Les géants technologiques américains font face à une pression accrue des autorités, qui menacent de les forcer à céder des activités, mais ils continuent d’afficher une santé insolente en Bourse.
Les titres d’Apple, Facebook, Amazon et Alphabet (maison-mère de Google) ont de nouveau tutoyé des sommets historiques ces dernières semaines, aidés par des profits records au deuxième trimestre.
Leur valeur boursière culmine pour chacun d’entre eux au-dessus de 1.000 milliards de dollars, Apple ayant même dépassé 2.000 milliards. Sur un an, Alphabet a pris 80%, Facebook 40% et Apple 30%. Amazon est relativement stable après avoir atteint des sommets historiques en juillet. Microsoft, qui dépasse aussi les 2.000 milliards de valeur boursière, échappe pour l’instant aux radars des régulateurs.
Le gouvernement du président Biden a pourtant adopté une posture plus agressive avec ces grands noms, notamment en nommant des personnalités critiques de ce secteur au sein de l’autorité américaine de la concurrence (FTC).
La juriste Lina Khan a pris la tête de l’institution en juin, une femme de 32 ans réputée pour son hostilité aux monopoles des grandes plateformes technologiques.
Parmi les griefs reprochés à ces géants, la mainmise d’Apple et Google sur le marché des applications mobiles, le manque de concurrence dans un marché publicitaire numérique dominé par Facebook et Google, et des conditions inéquitables pour les vendeurs indépendants sur Amazon.com.
Des poursuites de la FTC pour pratiques anticoncurrentielles pourraient en outre obliger Facebook à se séparer d’Instagram et WhatsApp. Mais malgré les discours fermes et les protocoles d’accords financiers dans des litiges antitrusts aux Etats-Unis et en Europe, les « Big Tech » n’ont pas vu leur élan freiné. Ils ont dans le même temps pu compter sur le soutien involontaire du gouvernement chinois, qui a lancé une puissante répression des plus grosses sociétés nationales cotées.
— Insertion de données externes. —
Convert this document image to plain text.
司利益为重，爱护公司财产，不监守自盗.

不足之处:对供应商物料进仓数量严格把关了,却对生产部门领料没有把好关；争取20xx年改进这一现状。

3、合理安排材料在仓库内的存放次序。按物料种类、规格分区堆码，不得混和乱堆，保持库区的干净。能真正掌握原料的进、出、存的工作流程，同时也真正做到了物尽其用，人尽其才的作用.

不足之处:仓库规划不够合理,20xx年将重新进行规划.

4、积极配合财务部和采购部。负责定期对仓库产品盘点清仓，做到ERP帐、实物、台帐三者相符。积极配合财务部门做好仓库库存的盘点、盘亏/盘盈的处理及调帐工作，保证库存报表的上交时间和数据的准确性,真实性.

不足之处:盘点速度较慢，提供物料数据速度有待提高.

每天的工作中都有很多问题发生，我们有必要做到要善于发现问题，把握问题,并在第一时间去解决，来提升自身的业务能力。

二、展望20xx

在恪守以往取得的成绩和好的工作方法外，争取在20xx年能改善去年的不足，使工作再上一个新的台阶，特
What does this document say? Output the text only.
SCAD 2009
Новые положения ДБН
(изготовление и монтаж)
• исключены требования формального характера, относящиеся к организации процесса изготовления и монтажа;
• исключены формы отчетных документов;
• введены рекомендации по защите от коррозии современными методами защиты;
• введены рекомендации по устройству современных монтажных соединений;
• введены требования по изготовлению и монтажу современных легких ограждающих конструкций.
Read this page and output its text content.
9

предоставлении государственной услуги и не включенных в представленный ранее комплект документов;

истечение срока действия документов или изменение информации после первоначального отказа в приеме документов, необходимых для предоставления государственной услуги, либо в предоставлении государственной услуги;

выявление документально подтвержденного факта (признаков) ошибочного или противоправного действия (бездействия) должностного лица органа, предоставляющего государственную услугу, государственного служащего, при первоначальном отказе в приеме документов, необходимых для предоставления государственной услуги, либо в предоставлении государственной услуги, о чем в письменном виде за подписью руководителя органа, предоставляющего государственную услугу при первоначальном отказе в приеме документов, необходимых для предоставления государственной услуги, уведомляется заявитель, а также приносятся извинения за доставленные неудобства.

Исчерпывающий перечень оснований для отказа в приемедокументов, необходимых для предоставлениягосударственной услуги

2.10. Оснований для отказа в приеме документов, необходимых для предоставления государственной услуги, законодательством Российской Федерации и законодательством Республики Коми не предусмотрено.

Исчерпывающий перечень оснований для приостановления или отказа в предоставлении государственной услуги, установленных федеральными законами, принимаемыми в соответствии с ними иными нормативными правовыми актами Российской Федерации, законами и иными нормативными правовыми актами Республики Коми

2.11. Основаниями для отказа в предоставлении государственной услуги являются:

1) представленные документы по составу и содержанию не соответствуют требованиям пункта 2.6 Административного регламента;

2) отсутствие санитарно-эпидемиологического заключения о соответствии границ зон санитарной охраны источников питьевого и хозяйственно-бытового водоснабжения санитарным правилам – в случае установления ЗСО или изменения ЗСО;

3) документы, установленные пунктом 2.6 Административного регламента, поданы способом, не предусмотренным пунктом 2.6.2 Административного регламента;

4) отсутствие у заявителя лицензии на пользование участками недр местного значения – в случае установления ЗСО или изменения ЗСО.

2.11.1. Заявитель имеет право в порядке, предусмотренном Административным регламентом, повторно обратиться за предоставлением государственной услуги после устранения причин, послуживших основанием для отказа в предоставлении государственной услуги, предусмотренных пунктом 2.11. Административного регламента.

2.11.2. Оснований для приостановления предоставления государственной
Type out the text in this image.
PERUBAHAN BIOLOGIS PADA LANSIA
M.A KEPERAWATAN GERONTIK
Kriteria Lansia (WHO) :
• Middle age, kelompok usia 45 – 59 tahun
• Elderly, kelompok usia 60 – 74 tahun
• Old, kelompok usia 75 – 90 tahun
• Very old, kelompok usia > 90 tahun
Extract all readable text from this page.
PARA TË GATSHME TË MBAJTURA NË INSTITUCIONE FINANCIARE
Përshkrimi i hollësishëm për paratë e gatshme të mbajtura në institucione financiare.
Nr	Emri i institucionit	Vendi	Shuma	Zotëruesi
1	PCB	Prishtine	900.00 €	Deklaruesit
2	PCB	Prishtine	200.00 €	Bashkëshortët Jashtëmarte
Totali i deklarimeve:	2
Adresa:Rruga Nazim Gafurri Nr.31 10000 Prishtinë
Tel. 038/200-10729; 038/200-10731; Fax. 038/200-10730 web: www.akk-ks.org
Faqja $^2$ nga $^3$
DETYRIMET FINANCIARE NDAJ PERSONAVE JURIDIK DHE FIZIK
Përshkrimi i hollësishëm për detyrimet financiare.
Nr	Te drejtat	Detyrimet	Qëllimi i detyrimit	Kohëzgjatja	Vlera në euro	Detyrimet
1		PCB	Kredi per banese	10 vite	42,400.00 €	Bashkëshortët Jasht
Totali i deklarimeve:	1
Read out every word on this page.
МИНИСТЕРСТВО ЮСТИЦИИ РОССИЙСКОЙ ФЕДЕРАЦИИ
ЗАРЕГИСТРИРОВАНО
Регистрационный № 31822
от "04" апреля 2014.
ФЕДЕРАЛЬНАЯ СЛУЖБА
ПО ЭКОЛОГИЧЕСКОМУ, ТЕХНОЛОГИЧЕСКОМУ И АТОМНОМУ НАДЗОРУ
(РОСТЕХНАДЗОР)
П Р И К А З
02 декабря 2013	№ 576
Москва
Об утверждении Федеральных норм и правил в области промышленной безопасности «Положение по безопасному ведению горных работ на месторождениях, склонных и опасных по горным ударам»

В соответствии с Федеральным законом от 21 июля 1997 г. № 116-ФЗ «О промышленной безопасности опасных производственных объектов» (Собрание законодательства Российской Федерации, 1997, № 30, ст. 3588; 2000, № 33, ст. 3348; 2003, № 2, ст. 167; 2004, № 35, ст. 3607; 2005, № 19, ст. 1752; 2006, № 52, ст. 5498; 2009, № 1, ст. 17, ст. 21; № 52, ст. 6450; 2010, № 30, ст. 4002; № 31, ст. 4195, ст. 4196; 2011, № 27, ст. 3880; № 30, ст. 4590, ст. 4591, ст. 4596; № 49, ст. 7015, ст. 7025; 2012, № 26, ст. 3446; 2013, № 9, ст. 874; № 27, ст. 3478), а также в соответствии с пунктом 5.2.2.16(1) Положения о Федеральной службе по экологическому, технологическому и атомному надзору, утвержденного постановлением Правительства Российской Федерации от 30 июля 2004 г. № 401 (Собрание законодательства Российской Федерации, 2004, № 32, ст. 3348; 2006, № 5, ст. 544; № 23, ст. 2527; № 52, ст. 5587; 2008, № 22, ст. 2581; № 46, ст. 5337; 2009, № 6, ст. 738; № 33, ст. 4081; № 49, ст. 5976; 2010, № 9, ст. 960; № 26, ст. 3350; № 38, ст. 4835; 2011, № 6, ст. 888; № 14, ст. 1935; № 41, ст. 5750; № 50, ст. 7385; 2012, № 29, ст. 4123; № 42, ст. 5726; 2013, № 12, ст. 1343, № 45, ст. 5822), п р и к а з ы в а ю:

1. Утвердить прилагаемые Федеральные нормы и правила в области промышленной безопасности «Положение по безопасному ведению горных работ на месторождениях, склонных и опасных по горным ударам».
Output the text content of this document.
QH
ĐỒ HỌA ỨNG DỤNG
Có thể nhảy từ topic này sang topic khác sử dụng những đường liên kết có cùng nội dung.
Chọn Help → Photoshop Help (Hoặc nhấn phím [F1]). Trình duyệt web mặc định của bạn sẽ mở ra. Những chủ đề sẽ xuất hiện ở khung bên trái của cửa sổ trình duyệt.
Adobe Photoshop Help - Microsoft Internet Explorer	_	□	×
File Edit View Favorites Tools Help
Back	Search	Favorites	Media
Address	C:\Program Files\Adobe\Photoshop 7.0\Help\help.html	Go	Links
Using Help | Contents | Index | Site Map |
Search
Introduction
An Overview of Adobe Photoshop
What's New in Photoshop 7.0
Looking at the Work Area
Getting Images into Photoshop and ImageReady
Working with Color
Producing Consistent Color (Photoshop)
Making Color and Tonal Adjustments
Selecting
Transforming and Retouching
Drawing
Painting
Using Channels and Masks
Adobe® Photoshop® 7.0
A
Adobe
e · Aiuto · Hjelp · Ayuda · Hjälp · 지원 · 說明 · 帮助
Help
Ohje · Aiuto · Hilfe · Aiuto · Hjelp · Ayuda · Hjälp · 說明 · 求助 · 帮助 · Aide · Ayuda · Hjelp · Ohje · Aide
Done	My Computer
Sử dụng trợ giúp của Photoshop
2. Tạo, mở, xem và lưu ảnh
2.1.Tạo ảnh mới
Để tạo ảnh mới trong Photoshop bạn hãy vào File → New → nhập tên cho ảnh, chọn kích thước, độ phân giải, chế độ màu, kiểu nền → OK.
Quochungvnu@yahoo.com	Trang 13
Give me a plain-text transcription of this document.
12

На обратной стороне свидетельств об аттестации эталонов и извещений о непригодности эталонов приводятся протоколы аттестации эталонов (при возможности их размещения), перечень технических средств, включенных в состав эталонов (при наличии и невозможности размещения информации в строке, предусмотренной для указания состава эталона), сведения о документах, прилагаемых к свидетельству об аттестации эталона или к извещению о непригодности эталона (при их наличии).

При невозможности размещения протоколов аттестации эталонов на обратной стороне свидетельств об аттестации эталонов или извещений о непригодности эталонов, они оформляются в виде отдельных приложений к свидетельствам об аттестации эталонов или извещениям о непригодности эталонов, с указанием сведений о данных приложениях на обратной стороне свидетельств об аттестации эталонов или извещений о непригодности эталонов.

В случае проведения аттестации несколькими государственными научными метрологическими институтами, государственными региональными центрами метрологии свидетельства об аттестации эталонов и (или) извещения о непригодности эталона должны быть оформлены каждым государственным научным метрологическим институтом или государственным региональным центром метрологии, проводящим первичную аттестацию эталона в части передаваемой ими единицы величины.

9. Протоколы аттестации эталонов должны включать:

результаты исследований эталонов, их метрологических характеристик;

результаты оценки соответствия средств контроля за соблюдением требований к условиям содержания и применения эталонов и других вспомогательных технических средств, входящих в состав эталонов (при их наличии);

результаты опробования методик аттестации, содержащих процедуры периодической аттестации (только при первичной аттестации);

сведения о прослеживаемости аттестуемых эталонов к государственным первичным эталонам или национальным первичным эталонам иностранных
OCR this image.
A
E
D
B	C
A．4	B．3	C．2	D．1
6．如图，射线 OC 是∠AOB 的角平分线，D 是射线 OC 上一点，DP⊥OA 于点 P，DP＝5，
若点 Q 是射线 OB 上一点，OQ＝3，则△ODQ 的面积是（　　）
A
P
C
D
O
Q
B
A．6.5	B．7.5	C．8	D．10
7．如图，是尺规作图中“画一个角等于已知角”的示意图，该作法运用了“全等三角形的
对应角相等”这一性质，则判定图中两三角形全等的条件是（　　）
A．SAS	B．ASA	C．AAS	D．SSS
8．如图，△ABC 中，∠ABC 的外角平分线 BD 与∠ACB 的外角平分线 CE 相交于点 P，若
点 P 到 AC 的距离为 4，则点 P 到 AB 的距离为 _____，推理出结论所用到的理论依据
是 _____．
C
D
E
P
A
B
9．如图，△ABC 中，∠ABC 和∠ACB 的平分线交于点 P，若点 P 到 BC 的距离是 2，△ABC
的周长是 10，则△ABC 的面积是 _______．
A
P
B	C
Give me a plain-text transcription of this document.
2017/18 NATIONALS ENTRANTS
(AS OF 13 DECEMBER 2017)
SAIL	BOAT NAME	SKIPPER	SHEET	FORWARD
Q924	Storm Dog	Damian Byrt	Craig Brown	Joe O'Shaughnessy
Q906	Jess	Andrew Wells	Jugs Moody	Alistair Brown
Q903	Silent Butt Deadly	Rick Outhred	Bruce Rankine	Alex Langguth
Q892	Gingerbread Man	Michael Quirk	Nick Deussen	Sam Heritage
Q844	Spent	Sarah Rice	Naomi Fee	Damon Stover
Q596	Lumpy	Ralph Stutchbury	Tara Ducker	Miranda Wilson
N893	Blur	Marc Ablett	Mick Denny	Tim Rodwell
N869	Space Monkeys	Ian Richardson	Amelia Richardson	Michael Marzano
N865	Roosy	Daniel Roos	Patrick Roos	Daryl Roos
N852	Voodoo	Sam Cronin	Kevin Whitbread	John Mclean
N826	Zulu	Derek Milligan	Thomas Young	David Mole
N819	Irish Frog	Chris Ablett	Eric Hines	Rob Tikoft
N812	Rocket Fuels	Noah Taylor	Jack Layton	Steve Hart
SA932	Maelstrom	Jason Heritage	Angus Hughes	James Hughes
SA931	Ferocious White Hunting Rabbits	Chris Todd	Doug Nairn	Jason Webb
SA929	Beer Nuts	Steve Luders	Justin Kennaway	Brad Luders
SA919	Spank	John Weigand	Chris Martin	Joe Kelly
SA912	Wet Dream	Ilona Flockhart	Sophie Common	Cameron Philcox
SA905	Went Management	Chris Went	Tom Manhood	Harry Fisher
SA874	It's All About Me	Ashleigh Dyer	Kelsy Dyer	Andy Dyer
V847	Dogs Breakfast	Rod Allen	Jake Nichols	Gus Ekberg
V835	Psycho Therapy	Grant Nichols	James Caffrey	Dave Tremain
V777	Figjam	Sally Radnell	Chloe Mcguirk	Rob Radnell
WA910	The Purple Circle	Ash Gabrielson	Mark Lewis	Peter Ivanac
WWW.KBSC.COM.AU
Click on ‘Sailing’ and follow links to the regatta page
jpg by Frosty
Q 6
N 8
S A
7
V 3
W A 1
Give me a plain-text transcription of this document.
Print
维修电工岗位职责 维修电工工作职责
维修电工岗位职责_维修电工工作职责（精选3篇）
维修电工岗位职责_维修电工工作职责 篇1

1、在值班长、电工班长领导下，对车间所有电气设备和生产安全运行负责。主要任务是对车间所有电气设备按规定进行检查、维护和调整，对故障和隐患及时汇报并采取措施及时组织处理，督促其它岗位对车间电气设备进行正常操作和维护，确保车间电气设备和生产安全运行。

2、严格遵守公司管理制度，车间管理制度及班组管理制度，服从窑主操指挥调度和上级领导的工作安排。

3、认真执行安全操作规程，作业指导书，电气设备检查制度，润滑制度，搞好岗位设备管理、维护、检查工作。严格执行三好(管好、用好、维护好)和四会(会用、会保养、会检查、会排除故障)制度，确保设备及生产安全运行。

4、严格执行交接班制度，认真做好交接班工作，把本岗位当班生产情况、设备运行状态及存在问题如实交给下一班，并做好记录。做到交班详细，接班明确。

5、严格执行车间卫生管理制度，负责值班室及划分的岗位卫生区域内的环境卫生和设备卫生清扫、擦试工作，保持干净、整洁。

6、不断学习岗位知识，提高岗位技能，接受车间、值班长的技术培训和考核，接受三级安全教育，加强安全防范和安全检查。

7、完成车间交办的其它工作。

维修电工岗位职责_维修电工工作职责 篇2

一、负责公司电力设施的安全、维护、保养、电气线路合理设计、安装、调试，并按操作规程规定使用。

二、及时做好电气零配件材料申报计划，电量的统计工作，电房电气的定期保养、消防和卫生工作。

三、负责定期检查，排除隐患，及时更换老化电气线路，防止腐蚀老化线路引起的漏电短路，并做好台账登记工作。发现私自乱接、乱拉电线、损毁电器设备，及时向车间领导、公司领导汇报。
Celle-ci « a été tellement forte qu’elle a mené les investisseurs de la tech chinoise à la tech américaine », observe Daniel Ives, analyste pour Wedbush Securities.
Tant sur le plan juridique que législatif, les observateurs pensent que toute action des autorités pourrait prendre des années à se concrétiser, et faire l’objet de contestations.
Etant donné les mesures législatives controversées nécessaires pour parvenir à une telle sanction, « les scissions de tels groupes sont quasiment impossibles », estime Daniel Newman, analyste pour Futurum Research.
D’autant que le Congrès est très divisé, renchérit Dan Ives. « Tant que les investisseurs ne verront pas de consensus sur les projets de réglementation antitrust, ils verront là un risque modéré (pour les entreprises) et continueront donc d’acquérir des actions technologiques », pense-t-il.
L’issue la plus probable, selon Daniel Newman, est l’imposition d’amendes de milliards de dollars pour ces entreprises qui s’adapteraient par la même occasion aux changements réglementaires. Elles « ont davantage de ressources et de connaissances du secteur que les régulateurs », ajoute-t-il.
Ces sociétés sont également très exposées en matière de réglementation sur la confidentialité des données et la modération des contenus, selon Tracy Li, de la société d’investissement Capital Group. Toutefois, « les inquiétudes concernant la vie privée ou les contenus pourraient les renforcer plutôt que les affaiblir », car « ces entreprises disposent souvent de protocoles bien en place et ont davantage de ressources pour s’attaquer aux questions de confidentialité et de droit », affirme-t-elle sur son blog. C’est l’une des différences majeures entre régulateurs et grandes plateformes: elles peuvent innover rapidement tandis que les institutions subissent les lenteurs propres au rôle de gendarme. Facebook, par exemple, se prépare déjà à un futur qui ne sera plus dominé par les réseaux sociaux mais par le « metaverse », un « méta-univers » où réel et virtuel vont se confondre grâce aux technologies de réalités virtuelle et augmentée.
Les évolutions règlementaires pourraient avoir « un impact significatif » sur le groupe, note l’analyste indépendant Eric Seufert, « mais l’échelle même de Facebook et la trajectoire de croissance de la publicité numérique rendent cela plus aisé à supporter ». « La mine d’or (…) est loin d’être épuisée », ajoute-t-il.
D’une façon générale, ces entreprises ont profité de leur assise pour croître encore davantage pendant la pandémie en proposant des services innovants à des consommateurs captifs. « C’est devenu extrêmement difficile pour les nouveaux entrants de percer », observe M. Newman. Pour les investisseurs, cela signifie que « personne d’autre ne peut créer de valeur aussi rapidement ».